Donald Trump's Afghanistan speech ended up being all about Charlottesville

"A wound inflicted upon a single member of our community is a wound inflicted upon us all," Trump said at the start of his address -- his first prime-time broadcast on a specific policy issue since being elected President last November. "When one part of America hurts, we all hurt. And when one citizen suffers an injustice we all suffer together."
That tone was a stunning turnaround from Trump's language just six days ago when, at a press availability at Trump Tower, he berated the media and liberals -- insisting that "both sides" were responsible for the violence in Charlottesville.
"I will tell you something," Trump said at that press event at Trump Tower. "I watched those very closely, much more closely than you people watched it. And you have -- you had a group on one side that was bad, and you had a group on the other side that was also very violent, and nobody wants to say that, but I'll say it right now."

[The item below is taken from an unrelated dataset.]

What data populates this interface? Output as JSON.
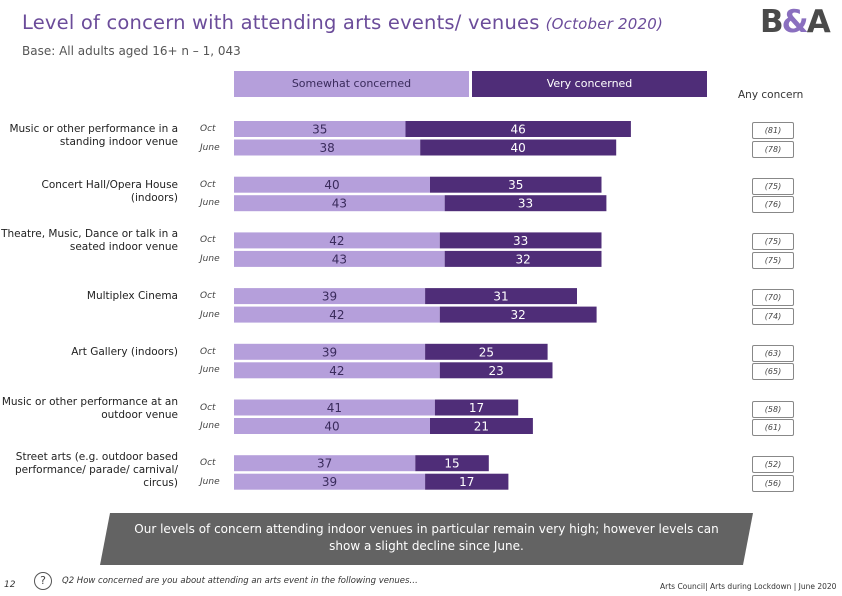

    His comments that day -- not to mention Trump's insistence that there was violence "on many sides" in comments he made on the Saturday of the Charlottesville protests -- led to widespread condemnation from all sides of the political spectrum. It also took private chatter about Trump's stability and competence into the public eye, with Tennessee Sen. Bob Corker, a Republican, voicing those worries late late week.
    And, it wasn't just the Washington establishment who looked askance at Trump's Charlottesville comments. In a new Washington Post/ABC News poll released Monday night, just 28% approved of how Trump handled the Charlottesville protests while 56% disapproved.
    Trump -- like most politicians -- will never admit he was (or is) wrong. But Trump -- unlike most politicians -- tends to double down on bad bets rather than trying to limit his losses.
    He spent all of last week doubling down on Charlottesville. But in his speech on Monday night, Trump tacitly acknowledged that the only way out of the pit he has created for himself on the Virginia protests is to stop digging.
    That Trump announced neither specific troop buildup numbers in Afghanistan nor any sort of end date for American military commitments in the country reinforces that this speech was much more about trying to fix what ails Trump stateside than attempting to lay out a clear direction in Afghanistan or the region more broadly. On Afghanistan, Trump spoke in broad terms only -- insisting that his focus would be on killing terrorists, not nation-building.
    There are two main questions for Trump as he attempts to move beyond Charlottesville and the self-inflicted damage he has done to his presidency.
    The first is whether Trump, that most bellicose and over-the-top of politicians, can possibly convince a deeply skeptical public that he is a uniter, not a divider.
    "Love for America requires love for all of its people," Trump said in a line far more reminiscent of President Barack Obama than his own relatively brief tenure in the White House. "When we open our hearts to patriotism, there is no room for prejudice, no place for bigotry and no tolerance for hate."
    That's a meaningful sentiment, well expressed. The question is whether too much water has already gone under the bridge for Trump to be regarded as even a semi-credible messenger for that sort of unifying message.
    The second is whether Trump can possibly keep up this call to our better angels for more than the duration of his speech Monday night. We may well find the answer to that one quickly, as Trump has a much-anticipated campaign-style rally in Phoenix, Arizona, on Tuesday night.
    Saying the words of unity and brotherhood in a pre-written speech following the nine worst days of your presidency is one thing. Changing the tone of the defining rhetoric of your presidency when surrounded by your cheering supporters is something entirely different -- and much more difficult.
    For tonight at least, Trump was in the mood to get beyond Chartottesville with a call for unity. But, his time as a candidate and his six months as President suggest that may be a one-night-only offering.